Dans la nuit de vendredi à samedi, l’Assemblée nationale a rejeté à la quasi-unanimité la première partie du budget de l’État pour 2026, entraînant la chute de l’ensemble du projet de loi de finances et la transmission du texte initial au Sénat dès la semaine prochaine. Seul un député a voté pour, 404 ont voté contre et plusieurs dizaines se sont abstenus, un scénario inédit sous la Ve République par son ampleur.
Depuis des semaines, les débats budgétaires opposaient frontalement le gouvernement et les oppositions autour de la fiscalité du patrimoine, des grandes entreprises et des hausses d’impôts envisagées. Les groupes de gauche, le Rassemblement national, Les Républicains et une majorité de députés Horizons annonçaient déjà qu’ils ne voteraient pas les recettes en l’état, malgré de nombreux amendements adoptés dans l’hémicycle.
En conséquence, tous les amendements votés à l’Assemblée sont annulés et c’est la copie d’octobre du gouvernement qui sera examinée par les sénateurs, avant un possible retour du texte devant les députés en décembre dans le cadre de la navette parlementaire. À Matignon, l’exécutif affirme encore vouloir arracher un compromis pour éviter, d’ici la fin de l’année, le recours à une loi spéciale destinée à garantir la continuité des finances publiques.

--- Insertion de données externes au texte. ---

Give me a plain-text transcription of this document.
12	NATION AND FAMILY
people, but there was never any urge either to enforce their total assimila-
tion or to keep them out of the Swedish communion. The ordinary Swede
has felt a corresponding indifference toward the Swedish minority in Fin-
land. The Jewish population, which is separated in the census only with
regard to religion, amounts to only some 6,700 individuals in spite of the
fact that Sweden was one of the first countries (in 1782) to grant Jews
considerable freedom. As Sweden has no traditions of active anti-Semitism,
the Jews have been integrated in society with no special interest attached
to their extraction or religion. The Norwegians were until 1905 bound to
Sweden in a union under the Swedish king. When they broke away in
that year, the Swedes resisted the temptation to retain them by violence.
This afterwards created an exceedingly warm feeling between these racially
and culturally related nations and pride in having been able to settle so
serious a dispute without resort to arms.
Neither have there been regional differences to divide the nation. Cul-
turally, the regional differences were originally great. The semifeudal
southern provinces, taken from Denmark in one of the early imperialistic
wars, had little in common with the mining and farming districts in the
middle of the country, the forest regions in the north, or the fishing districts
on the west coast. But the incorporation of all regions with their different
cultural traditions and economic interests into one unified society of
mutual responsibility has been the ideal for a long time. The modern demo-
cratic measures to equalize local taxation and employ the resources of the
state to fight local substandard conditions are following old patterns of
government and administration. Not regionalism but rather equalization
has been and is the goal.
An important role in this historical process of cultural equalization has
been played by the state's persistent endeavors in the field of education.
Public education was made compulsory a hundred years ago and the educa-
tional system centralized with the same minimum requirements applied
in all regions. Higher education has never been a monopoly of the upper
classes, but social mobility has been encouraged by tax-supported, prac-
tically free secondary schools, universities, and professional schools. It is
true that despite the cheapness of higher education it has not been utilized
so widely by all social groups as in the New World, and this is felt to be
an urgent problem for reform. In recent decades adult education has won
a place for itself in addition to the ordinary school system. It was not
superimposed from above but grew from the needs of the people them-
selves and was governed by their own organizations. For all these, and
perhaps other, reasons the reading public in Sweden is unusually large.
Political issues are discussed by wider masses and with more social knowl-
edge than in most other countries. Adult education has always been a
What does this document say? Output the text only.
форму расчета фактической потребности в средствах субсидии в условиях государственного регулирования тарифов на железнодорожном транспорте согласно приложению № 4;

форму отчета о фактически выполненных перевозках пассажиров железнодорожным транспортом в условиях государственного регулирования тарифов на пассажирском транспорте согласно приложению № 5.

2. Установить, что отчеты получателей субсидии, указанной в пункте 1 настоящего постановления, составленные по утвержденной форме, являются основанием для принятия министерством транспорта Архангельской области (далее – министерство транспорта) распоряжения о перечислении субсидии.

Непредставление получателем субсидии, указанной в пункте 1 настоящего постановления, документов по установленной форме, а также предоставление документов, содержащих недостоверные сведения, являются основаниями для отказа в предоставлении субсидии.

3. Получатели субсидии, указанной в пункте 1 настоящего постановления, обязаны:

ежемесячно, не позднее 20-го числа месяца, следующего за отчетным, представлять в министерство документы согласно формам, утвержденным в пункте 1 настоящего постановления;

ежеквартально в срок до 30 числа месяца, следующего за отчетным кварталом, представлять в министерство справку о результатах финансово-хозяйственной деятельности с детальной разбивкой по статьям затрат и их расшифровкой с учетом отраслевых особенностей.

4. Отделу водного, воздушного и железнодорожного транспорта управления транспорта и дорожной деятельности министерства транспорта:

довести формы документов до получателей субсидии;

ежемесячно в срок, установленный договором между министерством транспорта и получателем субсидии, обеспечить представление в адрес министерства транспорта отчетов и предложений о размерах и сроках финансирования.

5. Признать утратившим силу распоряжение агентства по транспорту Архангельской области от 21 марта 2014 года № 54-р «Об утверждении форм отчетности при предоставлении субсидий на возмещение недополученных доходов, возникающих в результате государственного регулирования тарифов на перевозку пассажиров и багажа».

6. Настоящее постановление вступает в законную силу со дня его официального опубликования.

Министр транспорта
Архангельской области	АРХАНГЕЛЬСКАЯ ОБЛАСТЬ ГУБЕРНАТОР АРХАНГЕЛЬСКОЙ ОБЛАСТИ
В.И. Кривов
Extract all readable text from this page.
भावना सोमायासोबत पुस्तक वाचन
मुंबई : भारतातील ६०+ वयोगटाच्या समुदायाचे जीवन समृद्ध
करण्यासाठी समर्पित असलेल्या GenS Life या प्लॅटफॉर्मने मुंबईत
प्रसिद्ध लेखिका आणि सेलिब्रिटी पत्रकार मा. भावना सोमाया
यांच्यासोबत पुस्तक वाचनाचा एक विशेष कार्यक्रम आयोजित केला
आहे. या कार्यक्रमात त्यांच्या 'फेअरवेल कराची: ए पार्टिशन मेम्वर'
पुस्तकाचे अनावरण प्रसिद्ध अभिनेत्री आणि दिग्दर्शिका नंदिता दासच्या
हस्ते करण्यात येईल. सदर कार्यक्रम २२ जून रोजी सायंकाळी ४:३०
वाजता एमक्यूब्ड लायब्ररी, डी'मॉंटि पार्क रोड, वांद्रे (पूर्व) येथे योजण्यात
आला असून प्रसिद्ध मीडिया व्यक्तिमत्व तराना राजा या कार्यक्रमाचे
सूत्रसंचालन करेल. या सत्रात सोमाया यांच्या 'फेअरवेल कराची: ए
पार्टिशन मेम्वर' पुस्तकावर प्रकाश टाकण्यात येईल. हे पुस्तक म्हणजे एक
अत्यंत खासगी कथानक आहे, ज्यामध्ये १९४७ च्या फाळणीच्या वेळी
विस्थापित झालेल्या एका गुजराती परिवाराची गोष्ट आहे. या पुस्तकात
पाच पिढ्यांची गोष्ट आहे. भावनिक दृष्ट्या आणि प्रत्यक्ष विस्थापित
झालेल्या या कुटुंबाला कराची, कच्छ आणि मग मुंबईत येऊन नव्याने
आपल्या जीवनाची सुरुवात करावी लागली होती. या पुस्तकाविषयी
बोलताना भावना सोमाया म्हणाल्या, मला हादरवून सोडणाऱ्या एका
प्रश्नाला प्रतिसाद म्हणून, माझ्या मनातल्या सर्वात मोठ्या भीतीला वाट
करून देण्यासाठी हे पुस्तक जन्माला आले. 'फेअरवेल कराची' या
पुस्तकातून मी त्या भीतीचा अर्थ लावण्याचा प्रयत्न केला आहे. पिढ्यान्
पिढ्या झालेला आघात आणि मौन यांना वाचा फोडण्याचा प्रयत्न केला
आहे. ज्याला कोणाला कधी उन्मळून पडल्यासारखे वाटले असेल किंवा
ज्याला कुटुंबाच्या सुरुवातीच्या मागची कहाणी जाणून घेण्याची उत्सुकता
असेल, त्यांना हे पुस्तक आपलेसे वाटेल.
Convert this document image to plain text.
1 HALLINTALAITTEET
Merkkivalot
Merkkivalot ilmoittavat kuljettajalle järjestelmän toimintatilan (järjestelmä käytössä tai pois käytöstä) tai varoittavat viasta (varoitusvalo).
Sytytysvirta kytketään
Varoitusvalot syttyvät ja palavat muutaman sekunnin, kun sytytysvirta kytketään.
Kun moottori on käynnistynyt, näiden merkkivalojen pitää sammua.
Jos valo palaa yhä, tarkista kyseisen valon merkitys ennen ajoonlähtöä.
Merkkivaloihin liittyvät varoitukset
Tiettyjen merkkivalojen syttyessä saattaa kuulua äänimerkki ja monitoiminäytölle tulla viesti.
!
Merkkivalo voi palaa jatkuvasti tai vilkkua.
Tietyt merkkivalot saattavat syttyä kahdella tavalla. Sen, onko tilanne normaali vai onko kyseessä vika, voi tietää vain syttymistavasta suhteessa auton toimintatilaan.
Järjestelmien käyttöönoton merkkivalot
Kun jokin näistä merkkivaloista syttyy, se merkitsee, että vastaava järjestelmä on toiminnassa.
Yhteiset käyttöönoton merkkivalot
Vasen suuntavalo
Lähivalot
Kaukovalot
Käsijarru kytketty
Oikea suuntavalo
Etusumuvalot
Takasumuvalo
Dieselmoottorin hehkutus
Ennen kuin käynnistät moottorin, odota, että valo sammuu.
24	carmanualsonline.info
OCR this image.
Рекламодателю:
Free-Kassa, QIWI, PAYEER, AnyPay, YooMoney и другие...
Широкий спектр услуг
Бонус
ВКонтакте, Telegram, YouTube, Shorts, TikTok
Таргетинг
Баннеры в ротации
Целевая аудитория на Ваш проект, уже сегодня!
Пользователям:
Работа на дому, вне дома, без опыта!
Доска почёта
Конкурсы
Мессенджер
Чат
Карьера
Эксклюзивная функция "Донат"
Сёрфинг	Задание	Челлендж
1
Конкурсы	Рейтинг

Pour le gouvernement, ce rejet massif illustre la fragmentation d’une majorité relative incapable de rassembler au-delà de son socle et de contenir les « manœuvres tactiques » dénoncées chez les oppositions. Pour les adversaires du texte, ce vote marque au contraire la sanction d’un budget jugé insincère et socialement déséquilibré, alors que le déficit et la trajectoire de la dette restent au cœur des inquiétudes.
Cette crise budgétaire ouvre désormais une séquence politique décisive, entre bras de fer au Sénat, commission mixte paritaire éventuelle et menace de blocage à l’approche de la date limite du 31 décembre. Les lecteurs sont invités à réagir : ce rejet quasi unanime du budget 2026 apparaît-il comme un acte de responsabilité ou comme un risque pour la stabilité financière du pays ?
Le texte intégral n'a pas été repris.